Forty journalists and media professionals with an interest in helping to resolve
the Kashmir problem between India and Pakistan are taking part in a ground-
breaking series of workshops in Cardiff , about 200 k.m.s off London starting
next week.

Mrinal Chatterjee, Associate Professor, Indian Institute of Mass
Communication, Dhenkanal has been invited to join the course starting from 28
January 2006.

The three tailor-made British Foreign Office-funded courses – for media
academics, print and broadcast journalists from the Indian subcontinent – are to
be led by Thomson consultants Tony Geraghty and Russell Isaac .

They will start with a series of seminars, discussions and role play exercises
before the participants move to Belfast for briefings and seminars drawn from
the bid to resolve the conflict between the Catholic and Protestant Christian
communities in Northern Ireland. The three days in Belfast will include a day at
INCORE – a United Nations and University of Ulster faculty which focuses on
the causes, consequences and resolution of international conflict.

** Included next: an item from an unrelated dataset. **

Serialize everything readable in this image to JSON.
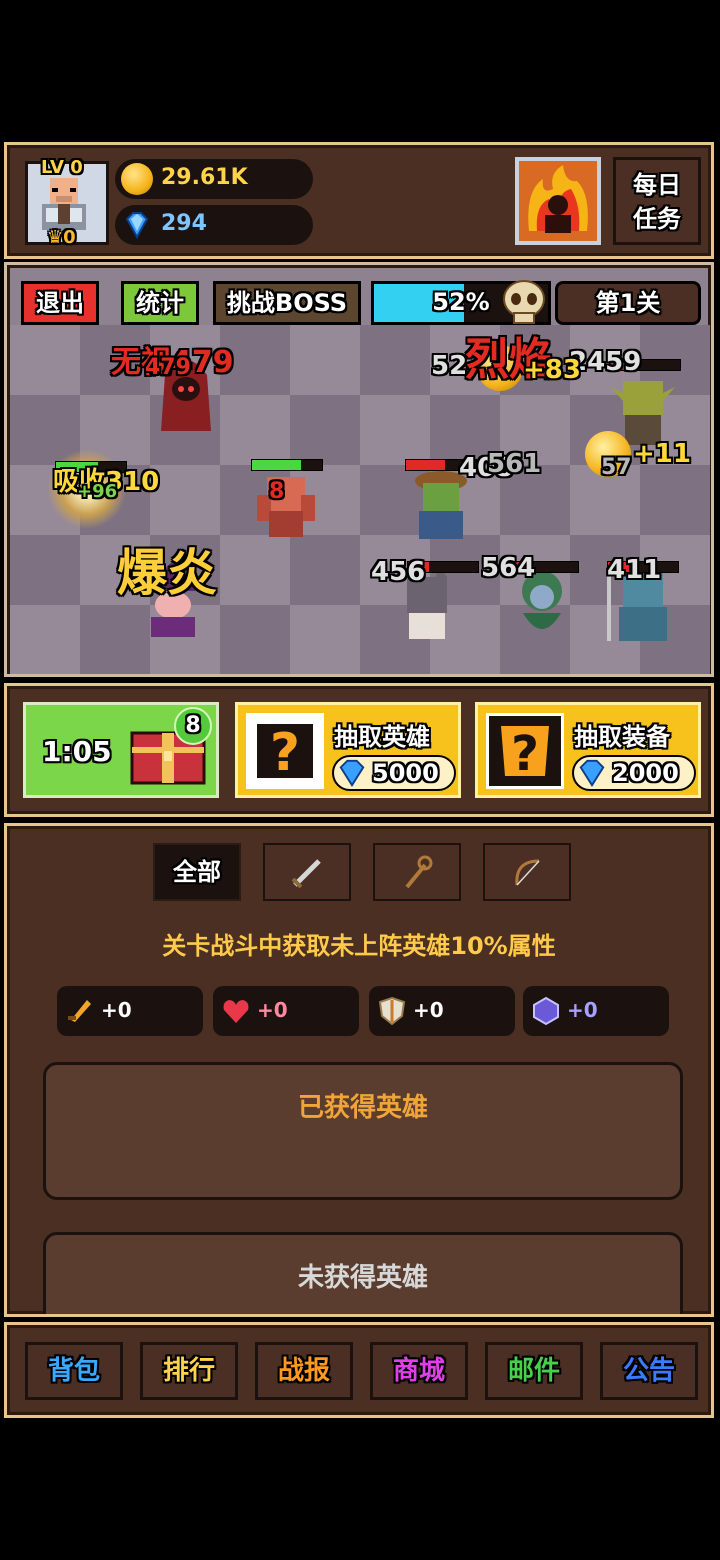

INCORE aims to influence policymakers and practitioners involved in peace,
conflict and reconciliation issues and assist research.

Also during the Northern Ireland visit will be a visit to the regional BBC
headquarters and two of the main newspapers, the Irish News and the Belfast
Newsletter. The delegates will then travel to London for the concluding part of
the course.

Participants of the first course – which will last two weeks – include four media
academics from Kashmir University, Srinagar (India), and two delegates from
the Jamia Milia Islamia University, New Delhi, two from the Indian Institute of
Mass Communication, and one each from Tezpur University, Assam and
Kohima University, Kohima (capital of Nagaland in the far north-east of India).

Among topics to be covered in the programme will be: the relevance to
Kashmir of the conflicts in Northern Ireland, Sierra Leone and Iraq; sources of
conflict; the role of the media; human rights; and international law.